Vale ressaltar que desta vez o baixo foi o protagonista, ainda que disputando espaço com a potente voz única de Hughes, seja em improvisos espontâneos, seja no aprofundamento das frases do instrumento já conhecidas, o que tornou tudo ainda mais com cara de ‘jam’. Tal característica foi reforçada pelos inúmeros solos dos músicos que o acompanham na turnê (que, por sinal, estão bem entrosados e parecem encaixar perfeitamente com a lenda viva) e também ao alongar a duração de algumas canções. O competente guitarrista Søren Andersen, o animado e técnico baterista Ash Sheehan e o feeling ‘Jon Lord’ do tecladista Bob Fridzema completam a cozinha que se propôs a tocar clássicos que deram certa sensação de Déjà Vu aos cariocas.
Isso se deve ao fato de que o setlist desta turnê foi praticamente uma extensão da turnê anterior, visto que as duas músicas que não estavam presentes em 2018 foram a menção de “High Ball Shooter” em uma dobradinha que começa e termina na “You Fool No One” (no outro show foi com a dupla “Smoke on the Water/ Georgia on My Mind”), além de “This Time Around”, que não estava na atual. Todas as outras foram relembradas do repertório de 2018. Não à toa Hughes disse, ao final do show, que este ano seria o último celebrando exclusivamente esta fase do Deep Purple, já que ano que vem ele informou que vai focar em sua carreira solo e projetos grandiosos como o lançamento de novo álbum do supergrupo Black Country Communion (além de Hughes, as outras estrelas são Jason Bonham, Derek Sherinian e Joe Bonamassa).
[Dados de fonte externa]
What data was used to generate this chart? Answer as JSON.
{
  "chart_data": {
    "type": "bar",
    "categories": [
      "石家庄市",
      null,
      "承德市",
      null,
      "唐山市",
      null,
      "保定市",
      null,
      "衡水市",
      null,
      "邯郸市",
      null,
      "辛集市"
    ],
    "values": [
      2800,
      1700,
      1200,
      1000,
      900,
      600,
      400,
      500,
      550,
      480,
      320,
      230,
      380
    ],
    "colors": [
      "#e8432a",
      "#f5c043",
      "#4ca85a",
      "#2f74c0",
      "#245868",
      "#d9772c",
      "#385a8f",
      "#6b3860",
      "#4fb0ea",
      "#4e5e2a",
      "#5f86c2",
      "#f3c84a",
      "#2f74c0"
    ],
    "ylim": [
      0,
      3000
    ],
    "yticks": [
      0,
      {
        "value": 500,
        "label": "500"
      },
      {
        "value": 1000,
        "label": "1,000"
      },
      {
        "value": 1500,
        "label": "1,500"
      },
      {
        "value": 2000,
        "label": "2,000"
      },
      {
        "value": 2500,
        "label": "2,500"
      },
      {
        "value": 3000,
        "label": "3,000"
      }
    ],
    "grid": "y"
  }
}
Então, enquanto os fãs podem aproveitar esta maravilhosa celebração da fase MKIII (com os discos Burn e Stormbringer), deixando claro que não se restringiu só a este período (tivemos a fase MKII e MKIV também representadas), o espetáculo tinha um resultado bem óbvio: aplausos, alegria, cantorias do público a todo momento e muita reciprocidade com o frontman. É uma honra poder fazer parte de uma noite tão especial, na qual o respeito se mostrou constante durante todo o show. Ninguém da plateia falando bobagem, tentando subir ao palco, arrumando briga ou interrompendo os discursos de Hughes, que contavam histórias ou apenas agradeciam aos brasileiros por serem tão amorosos com ele. Um show que atinge uma faixa etária bem diversificada, no qual pude observar idosos, crianças e adolescentes, jovens adultos e de meia-idade, todos juntos pela boa música, considerando as gerações afetadas pelo brilhante trabalho de sua carreira tão longa, que inclui álbuns também com Trapeze, Black Sabbath e outros grandes nomes da música mundial, não tinha como ser diferente.
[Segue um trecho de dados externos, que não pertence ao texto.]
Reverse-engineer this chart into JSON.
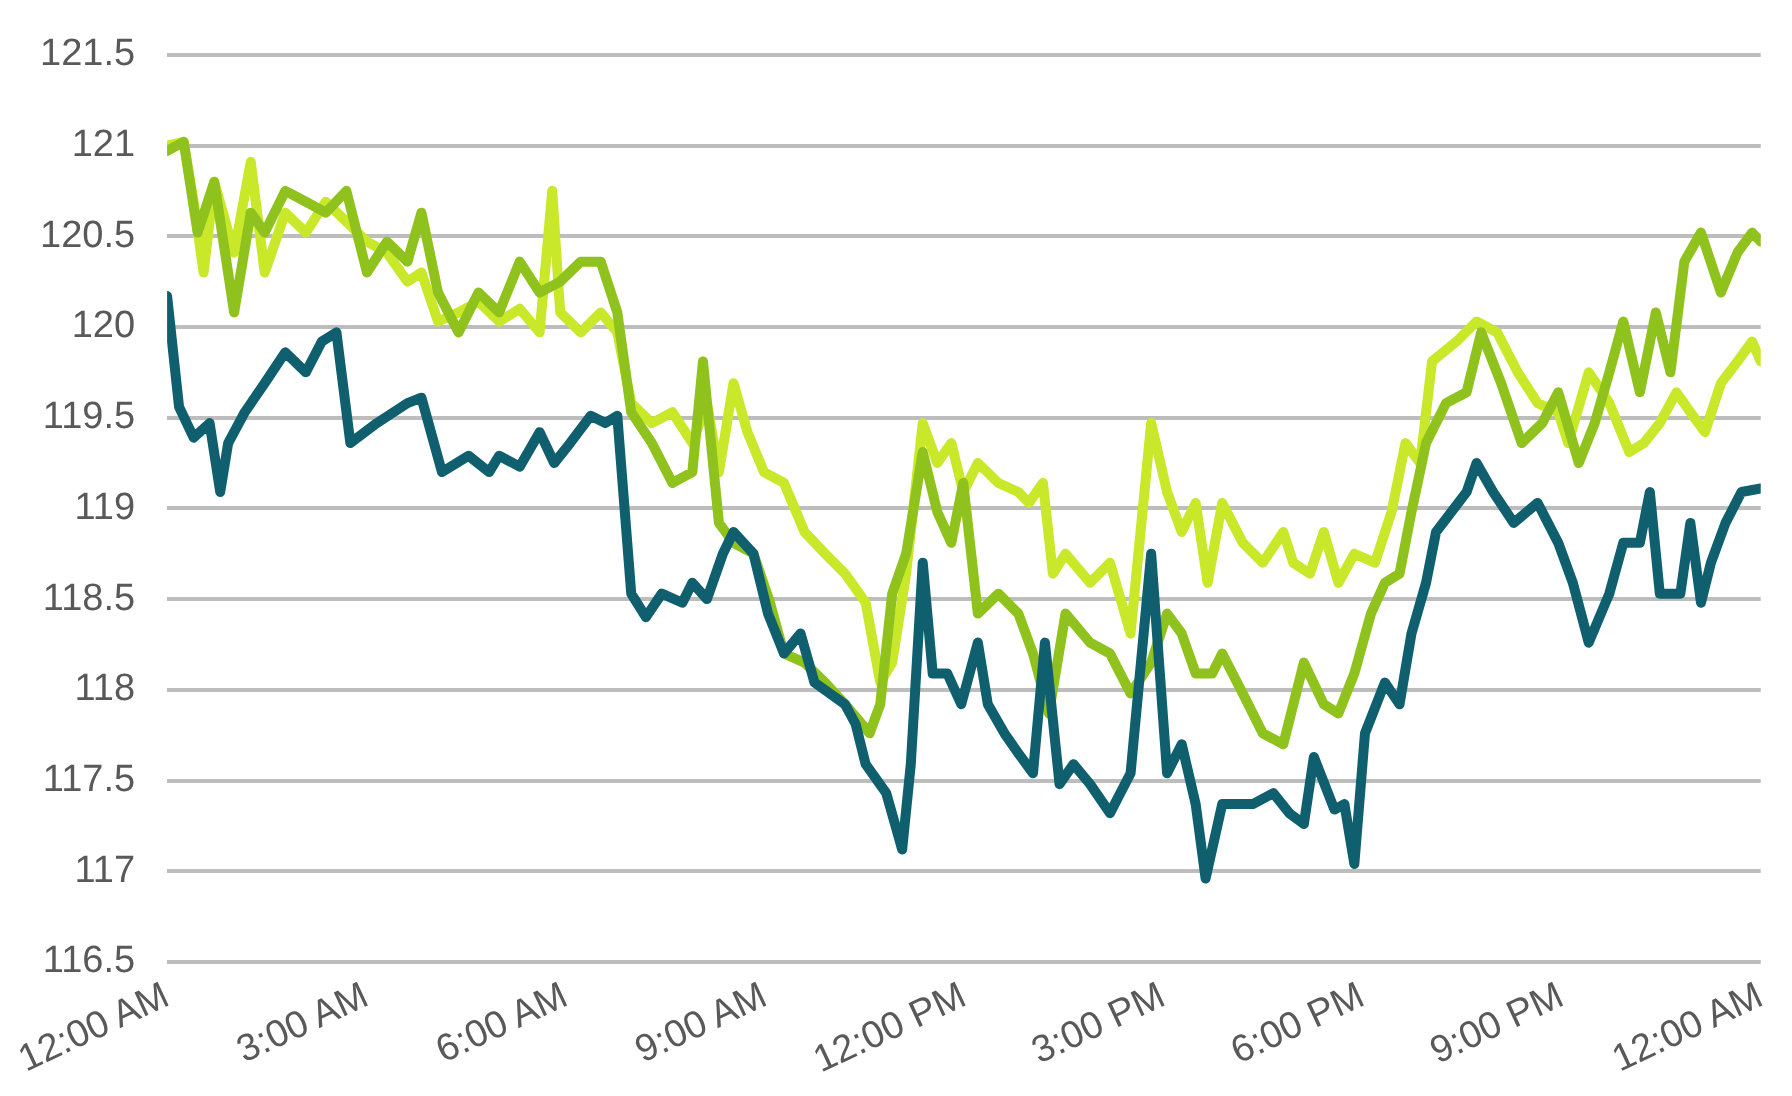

Abrindo a empolgação já presente de imediato, a estupenda “Stormbringer” (do álbum homônimo de 1974) chega agitando a casa a ponto de quase tremer o chão, emendando rapidamente com “Might Just Take your Life”. Em uníssono “Sail Away” está com a letra na ponta da língua mesmo de quem nem sequer fez um cursinho de inglês e, como um intervalo para as pessoas relaxarem e consumirem comida/bebida, a dobradinha já citada anteriormente (“You Fool No One/ High Ball Shooter”), contando uma verdadeira ‘jam’.
Para levantar com força total, a emocionante “Mistreated”, disparada a melhor de todas, seguida da embalada de soul music/funk “Gettin’ Tighter”, uma homenagem ao falecido amigo e guitarrista Tommy Bolin do subestimado Come Taste the Band (1975). A cadenciada “You Keep On Moving”, presença certa em todos os shows de Hughes (até por ser uma de suas três contribuições registradas em composição do álbum), contou com coros do público e encerrou com maestria esta fase do repertório.
Como não poderia deixar de ser, o rock’n’roll absoluto de um dos maiores hits do Deep Purple, na voz originalmente de Ian Gillan, a suprema “Highway Star” é prenúncio do bis. Para fechar a apresentação depois de um breve intervalo, a mais aguardada de todas: “Burn”. E aí a casa vira puro êxtase, todos pulando, cantando, jogando cerveja pro alto, uma felicidade contagiante que mostra como o baixista e vocalista coloca toda a sua alma em tudo que faz. Obrigado, Hughes! Os cariocas esperam ansiosamente pelo próximo show. Vida longa à Voz do Rock!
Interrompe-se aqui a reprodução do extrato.